There exist a number of systems in the real world. Some of them are naturally formed, while some others are created by human beings. Important systems involve one or more research fields from a broad range as well as a long time span. Among the various properties of a system, a common one that draws attention from researchers in many fields is robustness. Robustness might be defined in very different ways in each field, but generally it means the ability to overcome failures resulting from internal or external events.

To better understand the concept of robustness and how / why a fault tolerant mechanism is implemented, we will walk through several examples to explore their analogies, starting from distributions in IT systems. We will delve into other fields in Part 2.

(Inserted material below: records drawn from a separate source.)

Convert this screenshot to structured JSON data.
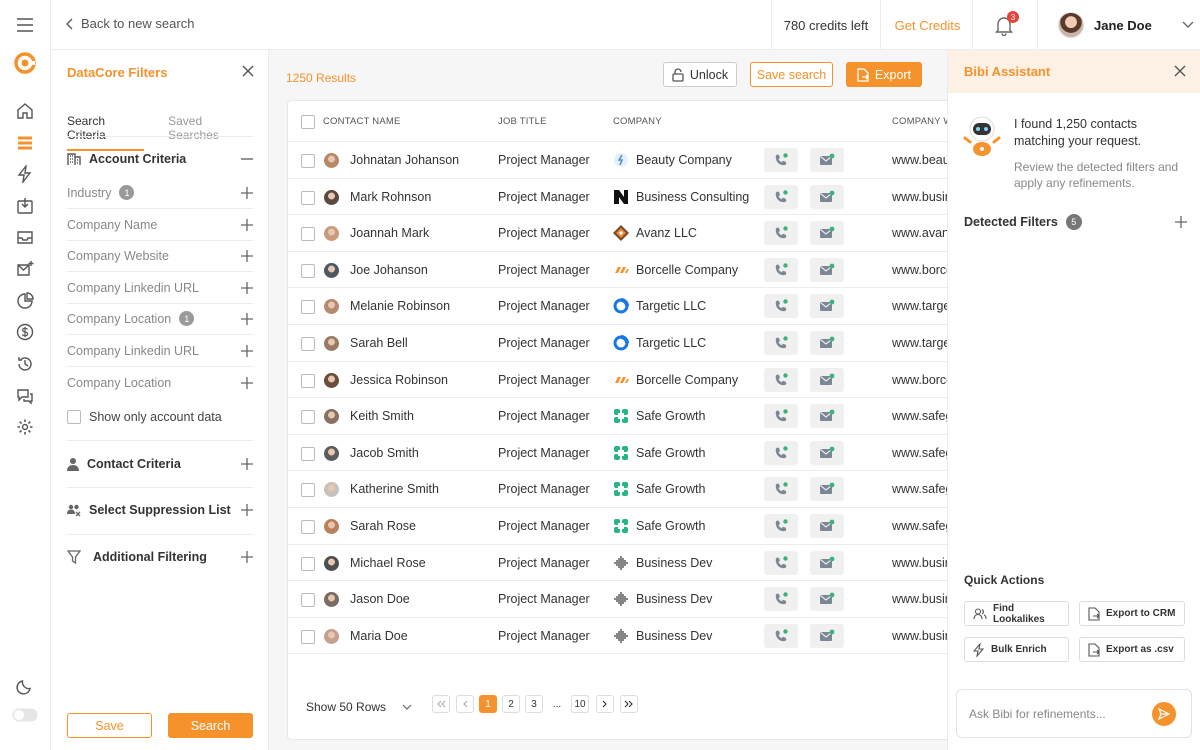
{
  "colors": {
    "accent": "#f5922b",
    "badge": "#e5433a",
    "status_dot": "#3cb37a"
  },
  "topbar": {
    "back_label": "Back to new search",
    "credits": "780 credits left",
    "get_credits": "Get Credits",
    "notifications_count": "3",
    "user_name": "Jane Doe"
  },
  "filters": {
    "title": "DataCore Filters",
    "tabs": [
      "Search Criteria",
      "Saved Searches"
    ],
    "account_criteria": "Account Criteria",
    "fields": [
      {
        "label": "Industry",
        "count": "1"
      },
      {
        "label": "Company Name",
        "count": ""
      },
      {
        "label": "Company Website",
        "count": ""
      },
      {
        "label": "Company Linkedin URL",
        "count": ""
      },
      {
        "label": "Company Location",
        "count": "1"
      },
      {
        "label": "Company Linkedin URL",
        "count": ""
      },
      {
        "label": "Company Location",
        "count": ""
      }
    ],
    "show_only_account": "Show only account data",
    "contact_criteria": "Contact Criteria",
    "suppression": "Select Suppression List",
    "additional": "Additional Filtering",
    "save": "Save",
    "search": "Search"
  },
  "main": {
    "results": "1250 Results",
    "unlock": "Unlock",
    "save_search": "Save search",
    "export": "Export",
    "columns": [
      "CONTACT NAME",
      "JOB TITLE",
      "COMPANY",
      "COMPANY W"
    ],
    "rows": [
      {
        "name": "Johnatan Johanson",
        "title": "Project Manager",
        "company": "Beauty Company",
        "logo": "beauty-logo",
        "web": "www.beaut"
      },
      {
        "name": "Mark Rohnson",
        "title": "Project Manager",
        "company": "Business Consulting",
        "logo": "n-logo",
        "web": "www.busin"
      },
      {
        "name": "Joannah Mark",
        "title": "Project Manager",
        "company": "Avanz  LLC",
        "logo": "avanz-logo",
        "web": "www.avanz"
      },
      {
        "name": "Joe Johanson",
        "title": "Project Manager",
        "company": "Borcelle Company",
        "logo": "borcelle-logo",
        "web": "www.borce"
      },
      {
        "name": "Melanie Robinson",
        "title": "Project Manager",
        "company": "Targetic LLC",
        "logo": "targetic-logo",
        "web": "www.targe"
      },
      {
        "name": "Sarah Bell",
        "title": "Project Manager",
        "company": "Targetic LLC",
        "logo": "targetic-logo",
        "web": "www.targe"
      },
      {
        "name": "Jessica Robinson",
        "title": "Project Manager",
        "company": "Borcelle Company",
        "logo": "borcelle-logo",
        "web": "www.borce"
      },
      {
        "name": "Keith Smith",
        "title": "Project Manager",
        "company": "Safe Growth",
        "logo": "safe-growth-logo",
        "web": "www.safeg"
      },
      {
        "name": "Jacob Smith",
        "title": "Project Manager",
        "company": "Safe Growth",
        "logo": "safe-growth-logo",
        "web": "www.safeg"
      },
      {
        "name": "Katherine Smith",
        "title": "Project Manager",
        "company": "Safe Growth",
        "logo": "safe-growth-logo",
        "web": "www.safeg"
      },
      {
        "name": "Sarah Rose",
        "title": "Project Manager",
        "company": "Safe Growth",
        "logo": "safe-growth-logo",
        "web": "www.safeg"
      },
      {
        "name": "Michael Rose",
        "title": "Project Manager",
        "company": "Business Dev",
        "logo": "business-dev-logo",
        "web": "www.busin"
      },
      {
        "name": "Jason Doe",
        "title": "Project Manager",
        "company": "Business Dev",
        "logo": "business-dev-logo",
        "web": "www.busin"
      },
      {
        "name": "Maria Doe",
        "title": "Project Manager",
        "company": "Business Dev",
        "logo": "business-dev-logo",
        "web": "www.busin"
      }
    ],
    "pagination": {
      "show_rows": "Show 50 Rows",
      "pages": [
        "1",
        "2",
        "3",
        "...",
        "10"
      ],
      "current": "1"
    }
  },
  "assistant": {
    "title": "Bibi Assistant",
    "message": "I found 1,250 contacts matching your request.",
    "sub": "Review the detected filters and apply any refinements.",
    "detected_filters": "Detected Filters",
    "detected_count": "5",
    "quick_actions_title": "Quick Actions",
    "quick_actions": [
      "Find Lookalikes",
      "Export to CRM",
      "Bulk Enrich",
      "Export as .csv"
    ],
    "ask_placeholder": "Ask Bibi for refinements..."
  }
}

Almost every system has incorporated some degree of robustness. Generally there are many kinds of failures in IT systems, such as disk failures, OS crashes, application crashes and network link failures. Different systems are faced with a different set of major failures to cope with, as well as different patterns and probability distributions. Let’s examine some of them and their corresponding solutions, while not restricting ourselves to only robustness itself but other aspects of a system.

Operating systems

For OSes, the failure may come from any of the following hardware components:

  • CPU
  • Main memory
  • Disk
  • Other I/O related hardware

The failure might be caused by hardware itself or the OS software that manipulates it. In general, it is relatively rare for hardware errors to occur, since they’re carefully designed by engineers for a high cost to fix any potential bug. But these errors do happen sometimes. In addition, OS software themselves crashes a lot, especially drivers of I/O devices.

What makes things worse is that power failures or natural disasters would stop CPU and volatile memory working immediately. Taking the above events into account, we have to turn to disks to keep any valuable data persistent.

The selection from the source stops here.